NEW YORK — The release of a Justice Department inspector general report Tuesday is driving department flunkee and Pajamas Media blogger J. Christian Adams into the journalistic echelon of Nellie Bly and Upton Sinclair. Tom Perez, head of the Civil Rights Division and Obama pick for labor secretary, is actually a vehemently anti-white racist; Adams has blown the whole thing wide open, and the Beltway is panicking.
In April Adams picked up the Stormfront Kiss of
Death Life endorsement after calling out the affirmative action anti-white conspiracy. Stormfront poster HeartOfLeonidas remarked that Adams’ view was “common sense,” adding:
It is sad that North America has fallen from grace and is overburdened with such a dense population of swarthy, seething, angry and jealous as sin non-whites. I blame the jews and their white libtarded and christarded co-conspirators for horribly dysgenic effect their minldessness [sic] and moralitylessness has allowed to spawn and setup [sic] residence in this formerly fair Nation over these last 100 years.

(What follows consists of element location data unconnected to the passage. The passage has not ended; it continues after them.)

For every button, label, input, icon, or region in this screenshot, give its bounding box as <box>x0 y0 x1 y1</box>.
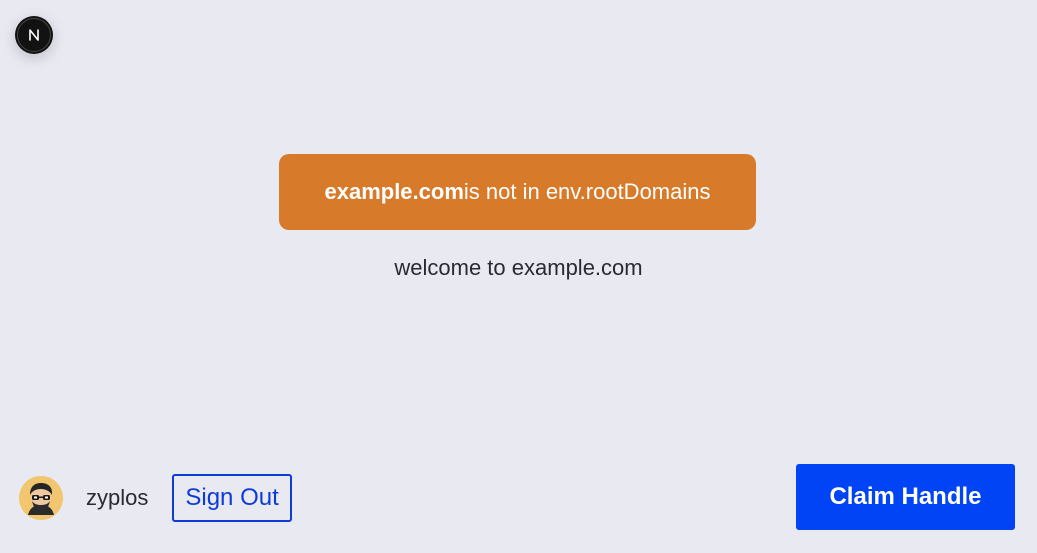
user-area: zyplos Sign Out <box>19 474 292 522</box>
warning-message: is not in env.rootDomains <box>463 179 711 204</box>
avatar-icon <box>19 476 63 520</box>
warning-domain: example.com <box>324 179 464 204</box>
avatar <box>19 476 63 520</box>
username: zyplos <box>86 485 149 510</box>
welcome-message: welcome to example.com <box>394 255 643 280</box>
sign-out-button[interactable]: Sign Out <box>172 474 292 522</box>
nextjs-logo-icon <box>29 29 39 41</box>
nextjs-dev-indicator[interactable] <box>15 16 53 54</box>
root-domain-warning-banner: example.com is not in env.rootDomains <box>279 154 756 230</box>
claim-handle-button[interactable]: Claim Handle <box>796 464 1015 530</box>
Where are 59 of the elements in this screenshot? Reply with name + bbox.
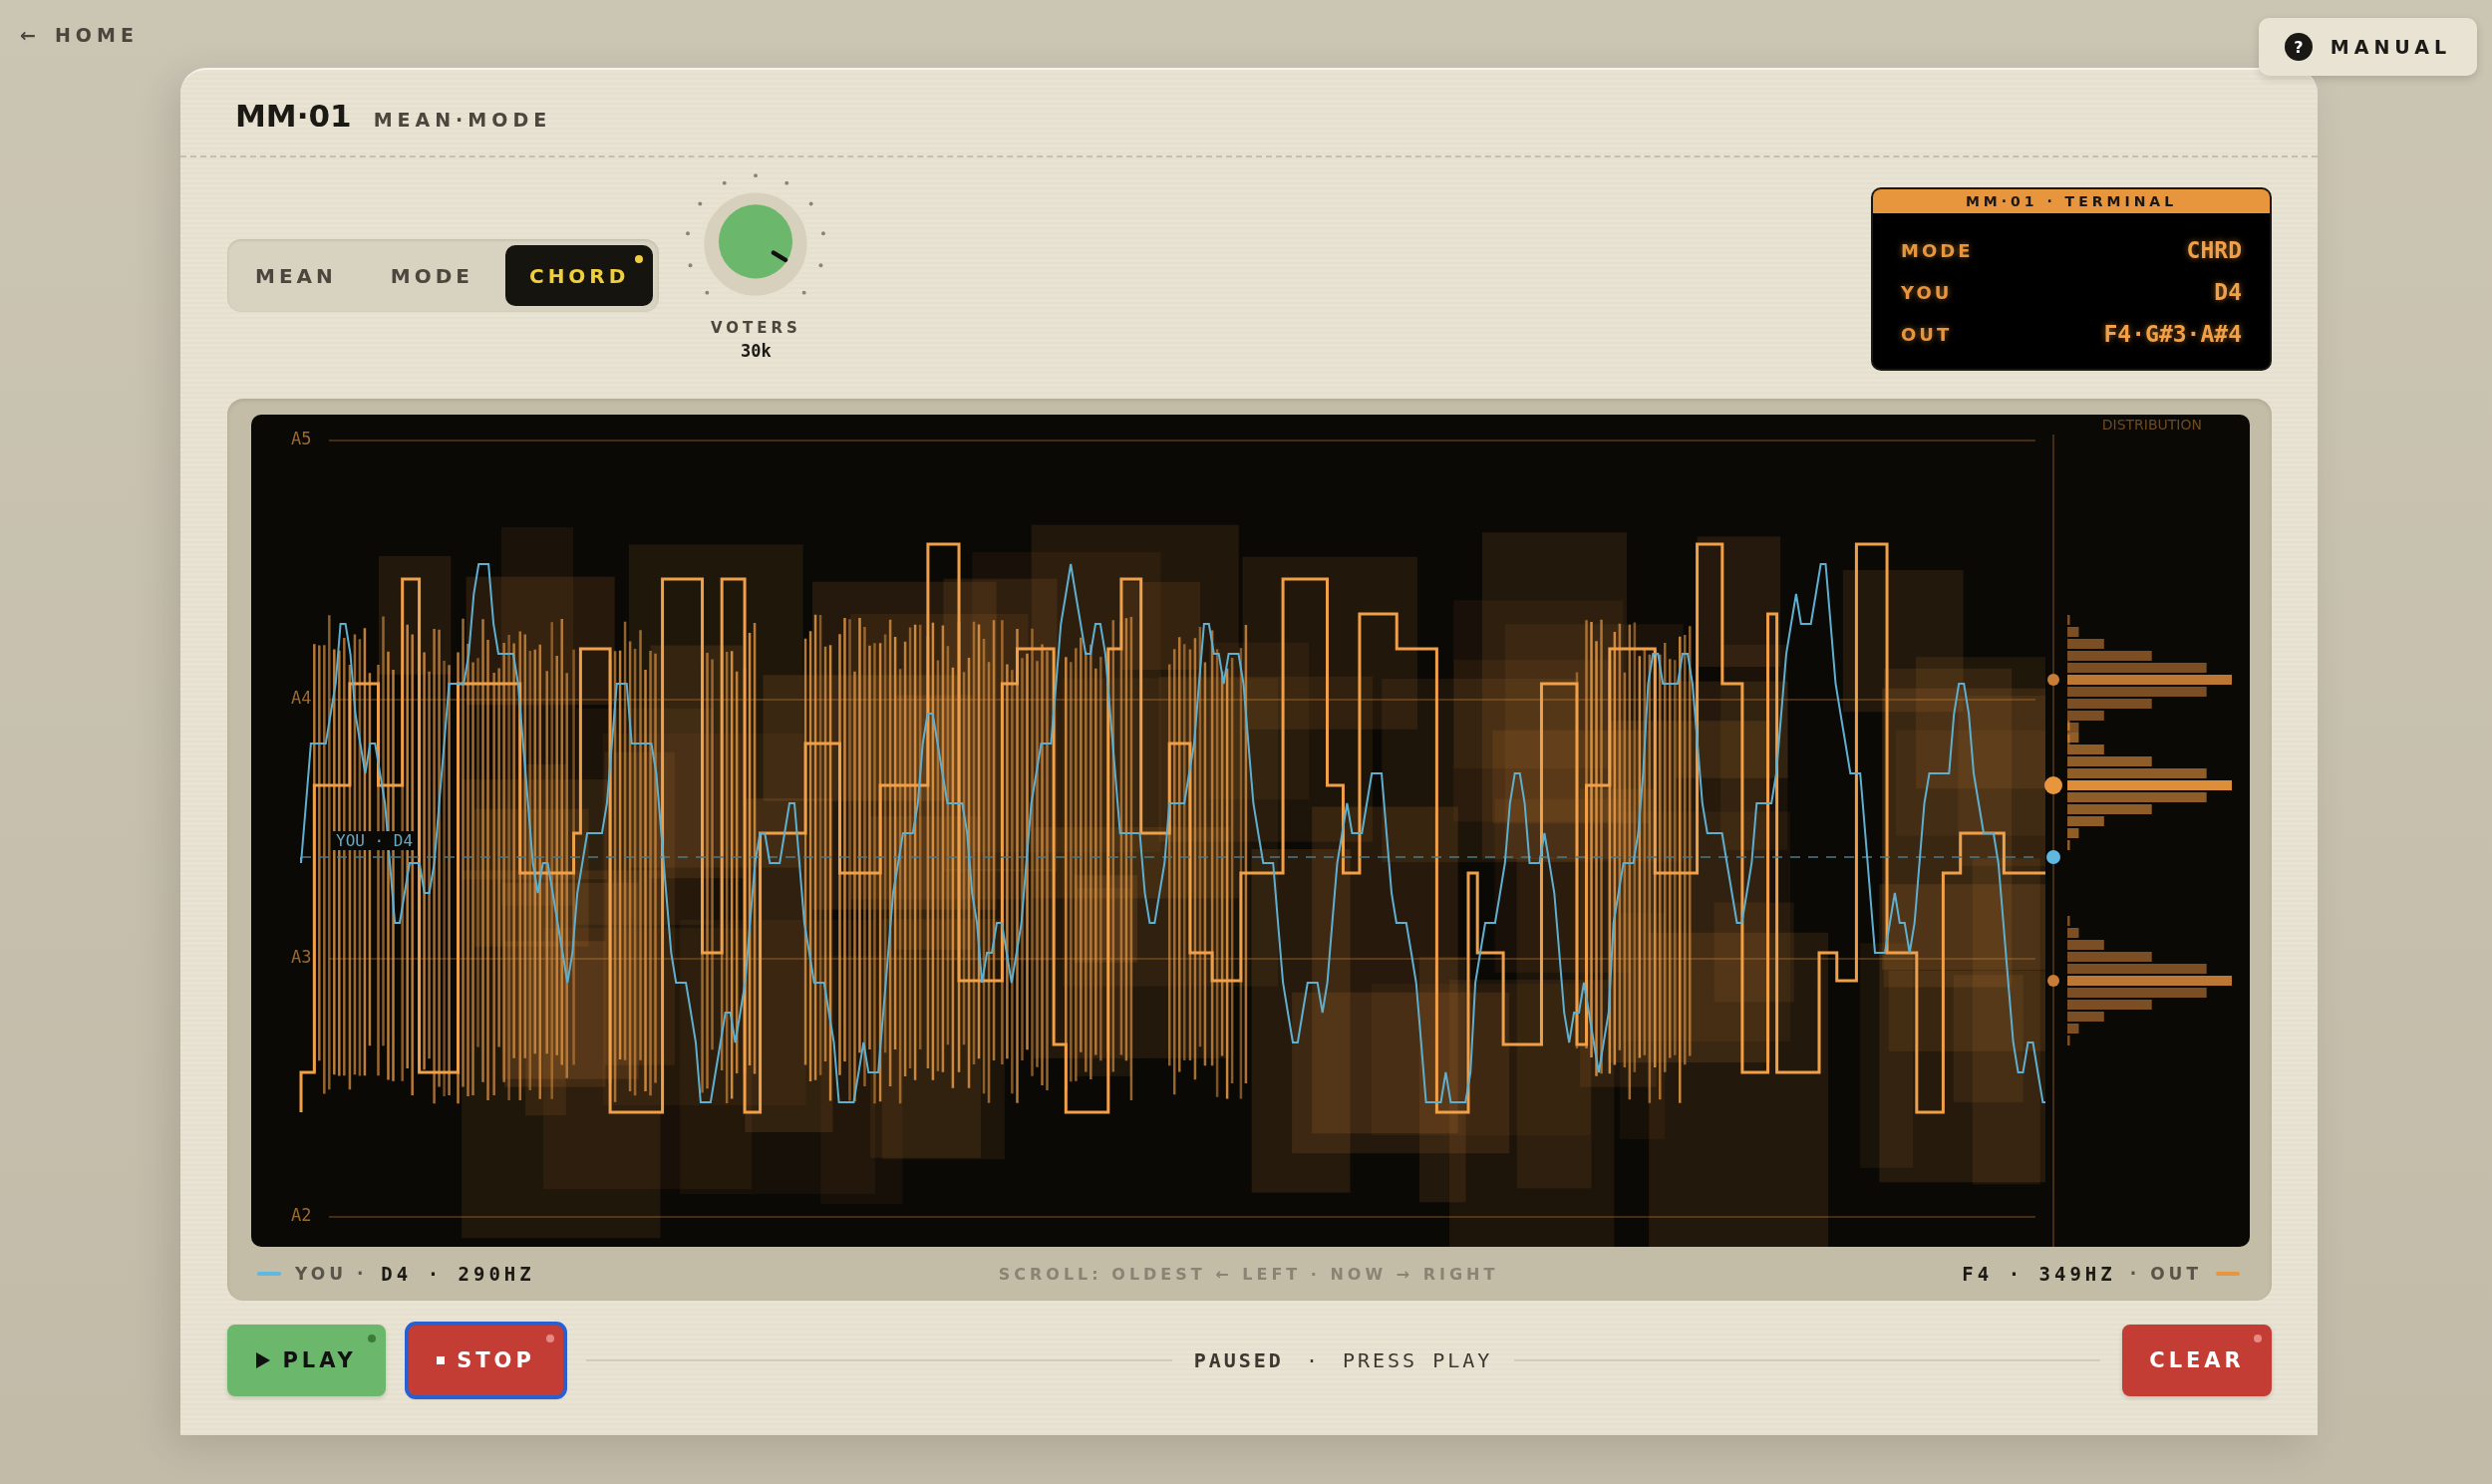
chord-note-dot <box>2044 776 2062 794</box>
histogram-bar <box>2067 940 2104 950</box>
terminal-value: F4·G#3·A#4 <box>2103 321 2242 347</box>
knob-value: 30k <box>741 341 772 361</box>
home-link[interactable]: ← HOME <box>20 24 139 46</box>
histogram-bar <box>2067 639 2104 649</box>
indicator-light <box>2254 1335 2262 1342</box>
device-subtitle: MEAN·MODE <box>373 109 552 131</box>
you-label: YOU · <box>295 1264 368 1284</box>
terminal-label: MODE <box>1901 239 1974 261</box>
histogram-bar <box>2067 1024 2079 1034</box>
mode-tab[interactable]: MODE <box>368 245 495 306</box>
back-arrow-icon: ← <box>20 24 41 46</box>
histogram-bar <box>2067 627 2079 637</box>
terminal-title: MM·01 · TERMINAL <box>1873 189 2270 213</box>
histogram-bar <box>2067 916 2070 926</box>
manual-button[interactable]: ? MANUAL <box>2258 18 2477 76</box>
status-separator: · <box>1305 1348 1321 1372</box>
terminal-label: YOU <box>1901 281 1953 303</box>
play-icon <box>256 1352 271 1368</box>
device-title: MM·01 <box>235 98 352 134</box>
status-state: PAUSED <box>1193 1348 1284 1372</box>
indicator-light <box>546 1335 554 1342</box>
axis-label: A2 <box>291 1205 312 1225</box>
terminal-value: CHRD <box>2186 237 2242 263</box>
axis-label: A3 <box>291 947 312 967</box>
stop-icon <box>437 1356 446 1364</box>
stop-button[interactable]: STOP <box>408 1325 564 1396</box>
scroll-hint: SCROLL: OLDEST ← LEFT · NOW → RIGHT <box>998 1264 1499 1284</box>
mode-tab[interactable]: CHORD <box>504 245 654 306</box>
knob-label: VOTERS <box>710 319 801 337</box>
status-hint: PRESS PLAY <box>1342 1348 1493 1372</box>
distribution-label: DISTRIBUTION <box>2101 417 2202 433</box>
terminal-label: OUT <box>1901 323 1953 345</box>
out-readout: F4 · 349HZ <box>1962 1263 2116 1285</box>
terminal-value: D4 <box>2214 279 2242 305</box>
indicator-light <box>368 1335 376 1342</box>
histogram-bar <box>2067 1012 2104 1022</box>
indicator-light <box>635 255 644 263</box>
mode-tab[interactable]: MEAN <box>233 245 359 306</box>
play-button[interactable]: PLAY <box>227 1325 386 1396</box>
clear-button[interactable]: CLEAR <box>2122 1325 2272 1396</box>
histogram-bar <box>2067 928 2079 938</box>
axis-label: A5 <box>291 429 312 448</box>
histogram-bar <box>2067 828 2079 838</box>
histogram-bar <box>2067 615 2070 625</box>
out-label: · OUT <box>2129 1264 2202 1284</box>
histogram-bar <box>2067 840 2070 850</box>
axis-label: A4 <box>291 688 312 708</box>
you-readout: D4 · 290HZ <box>381 1263 535 1285</box>
you-marker-label: YOU · D4 <box>333 831 417 850</box>
you-legend-swatch <box>257 1272 281 1276</box>
histogram-bar <box>2067 1036 2070 1045</box>
you-note-dot <box>2046 850 2060 864</box>
chord-note-dot <box>2047 975 2059 987</box>
histogram-bar <box>2067 816 2104 826</box>
chord-note-dot <box>2047 674 2059 686</box>
out-legend-swatch <box>2216 1272 2240 1276</box>
help-icon: ? <box>2284 33 2313 61</box>
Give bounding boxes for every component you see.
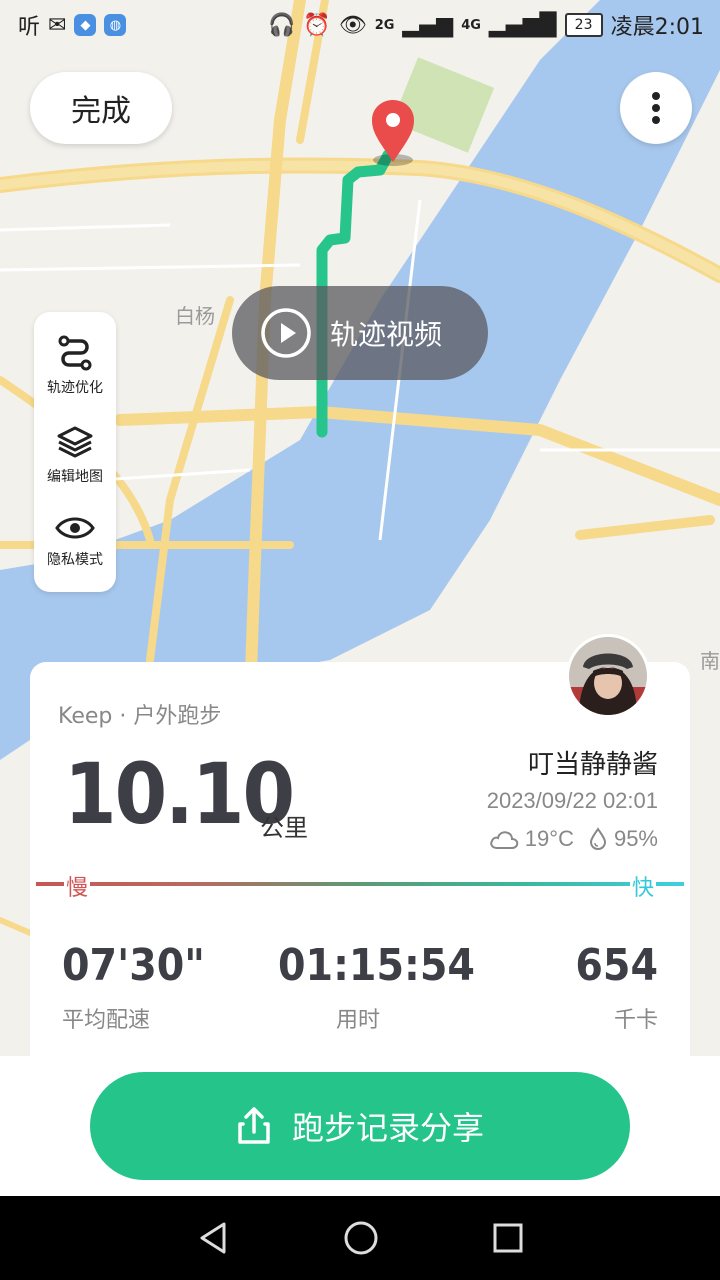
end-pin-icon [372, 100, 414, 166]
clock: 凌晨2:01 [610, 15, 704, 40]
pace-fast-label: 快 [629, 870, 656, 902]
network-4g-label: 4G [461, 17, 481, 33]
tool-track-optimize[interactable]: 轨迹优化 [47, 335, 103, 397]
mail-icon: ✉ [48, 12, 67, 38]
done-button[interactable]: 完成 [30, 72, 172, 144]
home-circle-icon[interactable] [343, 1220, 379, 1256]
system-nav-bar [0, 1196, 720, 1280]
temperature: 19°C [524, 826, 574, 851]
pace-slow-label: 慢 [64, 870, 91, 902]
play-circle-icon [261, 308, 311, 358]
run-datetime: 2023/09/22 02:01 [486, 788, 658, 813]
tool-label: 轨迹优化 [47, 380, 103, 397]
tool-privacy-mode[interactable]: 隐私模式 [47, 513, 103, 569]
status-bar: 听 ✉ ◆ ◍ 🎧 ⏰ 👁 2G ▂▄▆ 4G ▂▄▆█ 23 凌晨2:01 [0, 0, 720, 50]
eye-icon [55, 517, 95, 539]
recents-square-icon[interactable] [492, 1222, 524, 1254]
eye-comfort-icon: 👁 [338, 12, 367, 38]
weather-info: 19°C 95% [489, 826, 658, 852]
distance-value: 10.10 [64, 745, 295, 843]
headset-icon: 🎧 [267, 12, 296, 38]
humidity: 95% [613, 826, 658, 851]
calories-value: 654 [575, 940, 658, 991]
username: 叮当静静酱 [527, 750, 658, 780]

J. Christian Adams had this to say about Tom Perez:
In the report, Assistant Attorney General Tom Perez . . . makes clear that he doesn’t think Section 5 should ever be used to protect a white minority in covered jurisdictions.
Perez feels it should only be used to prop up the political position of “people of color.” If the victims of discrimination happen to be white, too bad — they are not protected.
The inspector general reports marks Adams’ entrance into the wacky and wonderful world of Daily Currant/Onion punking reporting, as Perez made no such reference to “people of color” in the entire document. It’s an entirely made-up quote from the report, and that’s pretty avant-garde.
Adams at one point in his post said he believed Perez thought “people of color are always part of a ‘disadvantaged group’” before Adams contradicts himself only 14 words later: “DOJ Voting Section lawyers employed Perez’s logic to argue against helping white victims of discrimination in Macon, Mississippi, saying: ‘Until blacks were socio-economically equal to whites in Mississippi (read: statistically) then whites should not be protected under the Voting Rights Act.’”
So on one hand, according to Adams, Perez wants selective race-based enforcement of Voting Rights Act Section 5 “always,” even if black Americans were to become some kind of ultra-rich elite separatist set, all obsessed with inbreeding and private clubs. Then Adams admits that long before that point, white Americans would become protected by the Voting Rights Act.
Adams sees coming the middle of the 21st century, when white Americans will in fact become a statistical, if not financial, minority for the first time. He wants to be on the record for complaining early.